Remember: Hunsdiecker = silver carboxylate \(\rightarrow\) halide \(-\,\mathrm{CO_2}\) (chain shortens by 1 C); Frankland = Zn couples two R–X to R–R; Dehydrohalogenation = \( \beta \)-elimination with alcoholic base giving the more substituted alkene (Zaitsev).

Answer 1

(i) Hunsdiecker (Hunsdiecker–Borodin) reaction:
Decarboxylative halogenation of the silver salt of a carboxylic acid with halogen (\(\mathrm{Br_2}\) or \(\mathrm{Cl_2}\)) in \(\mathrm{CCl_4}\) under light/heat to give an alkyl halide with \(\,1\)\,carbon less. Radical mechanism.
\[ \mathrm{RCOOAg} + \mathrm{X_2} \xrightarrow[\text{hv or }\Delta]{\mathrm{CCl_4}} \mathrm{R{-}X} + \mathrm{CO_2} + \mathrm{AgX} \] Example: \(\mathrm{C_2H_5COOAg + Br_2 \rightarrow C_2H_5Br + CO_2 + AgBr}\).
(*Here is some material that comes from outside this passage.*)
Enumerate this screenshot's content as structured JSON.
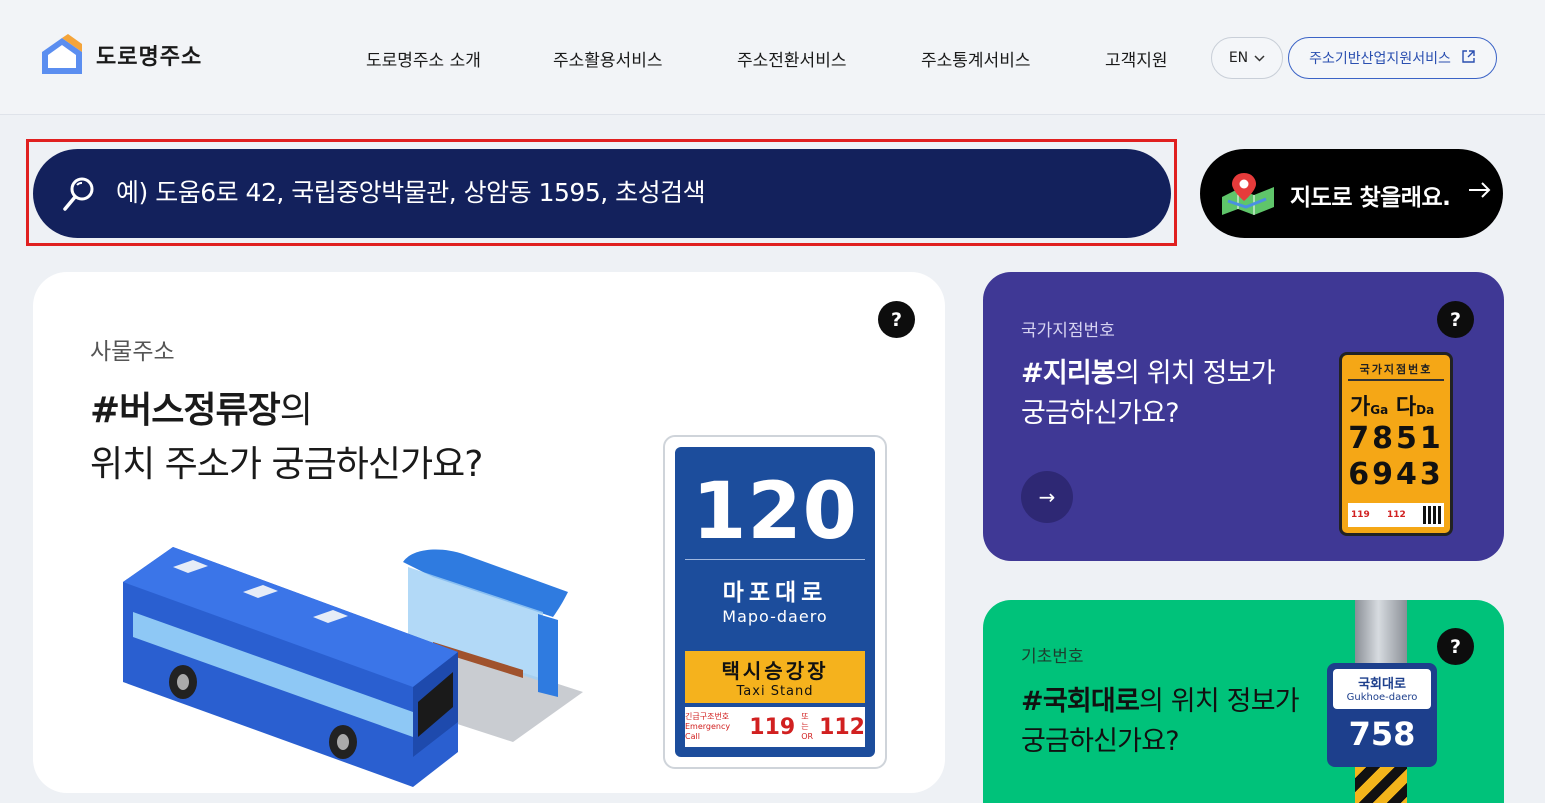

(ii) Frankland's reaction (zinc coupling):
Two alkyl halides couple in presence of zinc to form a higher alkane (symmetrical), with zinc halide as by-product.
\[ 2\,\mathrm{R{-}X} + \mathrm{Zn} \longrightarrow \mathrm{R{-}R} + \mathrm{ZnX_2} \] Example: \(\mathrm{2\,CH_3I + Zn \rightarrow C_2H_6 + ZnI_2}\).
(iii) Dehydrohalogenation:
Base-induced elimination of \(\mathrm{HX}\) from an alkyl halide to form an alkene; carried out with alcoholic KOH/NaOEt and heat; follows Zaitsev's rule (more substituted alkene major, via E2).
\[ \mathrm{RCH_2CHXCH_3} \xrightarrow[\Delta]{\mathrm{alc.\ KOH}} \mathrm{RCH{=}CHCH_3} + \mathrm{KX} + \mathrm{H_2O} \] Example: \(\mathrm{CH_3CH_2CH_2Br \xrightarrow[\,\Delta\,]{alc.\ KOH} CH_3CH{=}CH_2 + KBr + H_2O}\).